In light of the juvenile court's reasoning, it is my belief the order requiring appellant to receive treatment was not arbitrary, unreasonable or capricious. The court adjudicated the child abused. The thrust of the evidence elicited at the hearing pointed to appellant as the perpetrator. In fact, the child did not levy any allegation of abuse toward anyone other than appellant. Given these facts, the order made by the court is proper in that it will help protect the child from future abuse. See Ward v. Royer (July 15, 1991), Clermont App. No. CA90-09-090, unreported, 1991 WL 129797 (where there are allegations that father sexually abused his daughter, but no evidence of such abuse, it is permissible for trial court to order the father's visits to be supervised and to eliminate overnight visitation in an effort to protect the child from potential abuse). Moreover, appellant's treatment will also protect him, as he will be educated to recognize and avoid situations which have the potential to form the basis of future abuse allegations. Under these circumstances, I am of the opinion that the juvenile court's order was intended to help stabilize the relationship between the child and appellant, and was therefore in the child's best interest.
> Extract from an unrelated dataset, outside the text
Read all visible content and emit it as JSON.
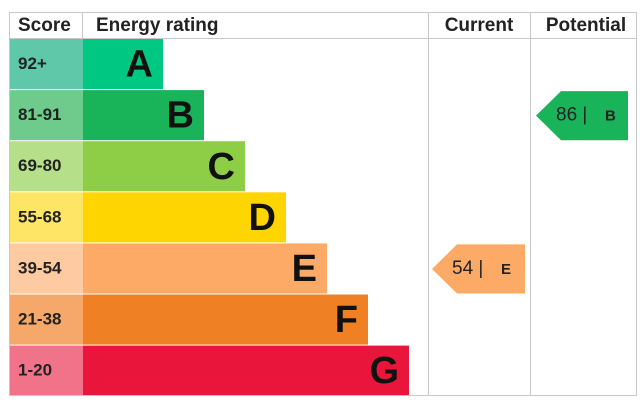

Further, as I see it, the rule of law announced by the majority adds a condition to R.C. 2151.359 which is clearly erroneous. According to the majority, a juvenile court may not order a parent of an abused child to undergo sex offender treatment unless the finding of abuse has been made as to that parent. The statute requires no such finding. All that R.C.2151.359 demands in order for a court to make an order to control the conduct of the parent of an abused child is that the order be necessary to control conduct that is harmful or detrimental to the child. Had the General Assembly wanted to make a finding of fault a prerequisite to a R.C. 2151.359 order, it surely would have done so. For the reasons set forth above, I believe that under the facts of the instant action, the order compelling appellant to receive treatment was well within the court's power.